Disruption Event Characterization and Forecasting Research and First Real-time Application on KSTAR
ORAL
Abstract
Disruption prediction and avoidance is critical for ITER and reactor-scale tokamaks to maintain steady plasma operation and to avoid damage to device components. Physics-based disruption event characterization and forecasting (DECAF) research determines the relation of events leading to disruption and aims to provide event onset forecasts with high accuracy and early warning for disruption avoidance. Real-time application of DECAF was recently made on the KSTAR superconducting tokamak.
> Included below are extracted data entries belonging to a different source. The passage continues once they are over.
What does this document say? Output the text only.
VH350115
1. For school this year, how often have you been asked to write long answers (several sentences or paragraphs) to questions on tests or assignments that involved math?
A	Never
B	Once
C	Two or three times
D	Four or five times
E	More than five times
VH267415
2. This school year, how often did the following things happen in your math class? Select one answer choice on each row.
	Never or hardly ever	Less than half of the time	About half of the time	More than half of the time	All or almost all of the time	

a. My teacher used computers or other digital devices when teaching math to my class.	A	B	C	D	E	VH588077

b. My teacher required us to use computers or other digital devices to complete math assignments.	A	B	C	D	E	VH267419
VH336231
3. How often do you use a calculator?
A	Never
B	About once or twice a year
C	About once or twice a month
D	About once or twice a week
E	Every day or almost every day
Experiments focused on locking MHD instabilities produced 40 plasmas with nearly equal disrupted / non-disrupted cases that are forecast with 100% accuracy. These real-time forecasts triggered controlled plasma shutdown and disruption mitigation. The warnings were issued well before the expected plasma disruption time and early warning guidance given for ITER disruption mitigation. Offline analysis has access to data from several tokamaks (e.g. KSTAR, MAST, NSTX) to best understand, validate, and extrapolate models. Recent code improvements allow fully automated analysis of up to entire device databases. Such initial analysis shows very high true positive success rates over 99%. *This research is supported by the U.S. DOE under grants DE-SC0020415, DE-SC0018623, and DE-SC0021311.